August 12, 2014
Whether it's sharp or dull, off and on or constant, pain can be a real pain at times. With the ability to interrupt time with family, lessen productivity at work and create many sleepless nights, understanding the source of your pain is essential for relief.
The ache and its sources
As a source of discomfort, it may be hard to view pain in a positive light. But this natural, protective tool is used by the body as an alert of present or potential harm to tissues. While pain usually ceases once the stimulus has been removed and the damage to tissue has healed, there are many different factors involved for the amount of time the process takes. One thing is certain — whether it takes an hour or several months, relief is the main focus for those who suffer from any type of pain.
According to the Institute of Medicine of the National Academies, approximately 100 million Americans deal with chronic pain, which is classified as discomfort lasting six months or longer. While this type of pain can range from minor to debilitating, it can disrupt the social and physical aspects of life in a major way. Those that suffer from this condition often experience headaches, backaches and neck pain, though it can aggravate other areas within the body. Due to its lengthy nature, chronic pain can often lead to emotional issues, such as depression and stress, which can exacerbate the healing process.
The best way to identify chronic pain is to be aware of its symptoms. This pain is persistent and can often be described as aching, burning or shooting. The area where the pain is located is often defined by patients as sore, tight or stiff. Because this type of pain can affect so many areas of life, many in the health community recommend a comprehensive mind and body approach for its management.
This can include medication, injections, acupuncture and other holistic treatments.
Here are some of the common types of chronic pain and a few ways to end the discomfort, so you can get back to enjoying life.
Back and neck pain
What causes nearly 40 percent of missed work days in the U.S. and is the fifth most common cause for doctor visits? Running from the top of the neck to the bottom of the spine, back pain is a common complaint among many people. While back pain is typically divided into the most common areas of neck, middle back, lower back and tailbone, its symptoms can also be felt in other parts of the body, including arms, hands, legs and feet.
Some of the common remedies for back and neck pain include everything from massage therapy, acupressure, acupuncture, back conditioning exercises and medication. Due to the controversy surrounding the last remedy, many patients prefer a more natural way to ease back pain with hot and cold therapy, such as Thermal-Aid Large Sectional Pack, which helps eliminate swelling and eases pain on any area of the back.
Though there are many factors that can trigger its unpleasant feeling; headaches can range from a minor sinus headache to a severe migraine. Though it may feel that your brain is the source for the pain, the discomfort is actually caused by a disturbance to the structures surrounding it, and not within the tissue itself.
Some headache symptoms can be as minor as sensitivity to light or noise to the extreme conditions of fever and vomiting. While most physicians typically recommend the use of over-the-counter medications, there are also new natural treatments available. One natural product, the Thermal-Aid Headache Relief System provides fast, safe pain relief and is clinically proven to relieve headache pain in over 90 percent of sufferers.
If you suffer from persistent body and head pains, it's important to understand the source of the pain. For more ways to stop the pain, visit http://thermalaidproducts.com.
Important Questions to Consider
When consulting your medical professional about pain, he or she will likely ask you a set of questions similar to those listed below. It is essential to prepare before you visit the doctor so you can help pinpoint the pain for the best diagnosis and treatment:Where is the location of the pain?
When did it start?
What kind of pain is it? (Some descriptions include burning, dull, sharp, etc.)

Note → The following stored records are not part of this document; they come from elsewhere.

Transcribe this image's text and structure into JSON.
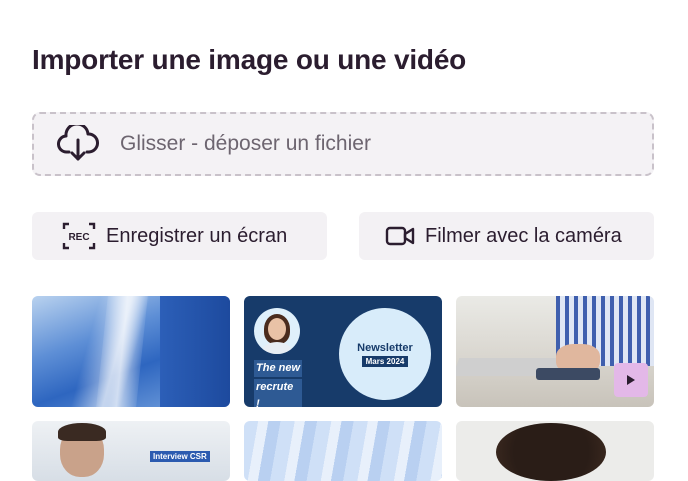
{
  "title": "Importer une image ou une vidéo",
  "dropzone": {
    "label": "Glisser - déposer un fichier",
    "icon": "cloud-download-icon"
  },
  "buttons": {
    "record_screen": {
      "label": "Enregistrer un écran",
      "icon": "rec-icon"
    },
    "camera": {
      "label": "Filmer avec la caméra",
      "icon": "video-camera-icon"
    }
  },
  "thumbnails": {
    "newsletter": {
      "tag_line1": "The new",
      "tag_line2": "recrute !",
      "title": "Newsletter",
      "subtitle": "Mars 2024"
    },
    "interview": {
      "label": "Interview CSR"
    },
    "video_icon": "play-icon"
  },
  "colors": {
    "dropzone_bg": "#f4f2f5",
    "button_bg": "#f3f1f4",
    "text": "#2b1d2f",
    "play_badge": "#e3b8e8",
    "newsletter_bg": "#173b6a"
  }
}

Do certain activities alleviate or worsen the feeling?
What treatments have you used? Have you experienced any side effects?
Helping Children through Pain
Whether they're visiting a physician to receive a routine shot or undergoing treatment, it can be difficult for parents to watch their children experience pain. Here are some tips from the American Medical Association for helping your little ones cope:
Stay close during the pain. Regardless of their age, your presence is comforting to your child.
Make contact with your child. If you can, hold or touch your child throughout the process.
Take notes from nature: Some animals, such as kangaroo mothers, carry their young close to them. If you have an infant in pain, hold your baby close to your chest wearing only a diaper. This tactic is used worldwide and research shows that it can reduce pain during a procedure.
Offer distractions. Focus the attention on things your child enjoys to help them relax. Some helpful diversions include singing a song together, reading a book out loud or telling their favorite story. Or, give them a playful stuffed toy that also helps ease pain, such as the Thermal-Aid Zoo animals, which offers a 100 percent natural, therapeutic heating and cooling treatment.
Be truthful. Tell your child up front the procedure will cause discomfort but you will be there for support.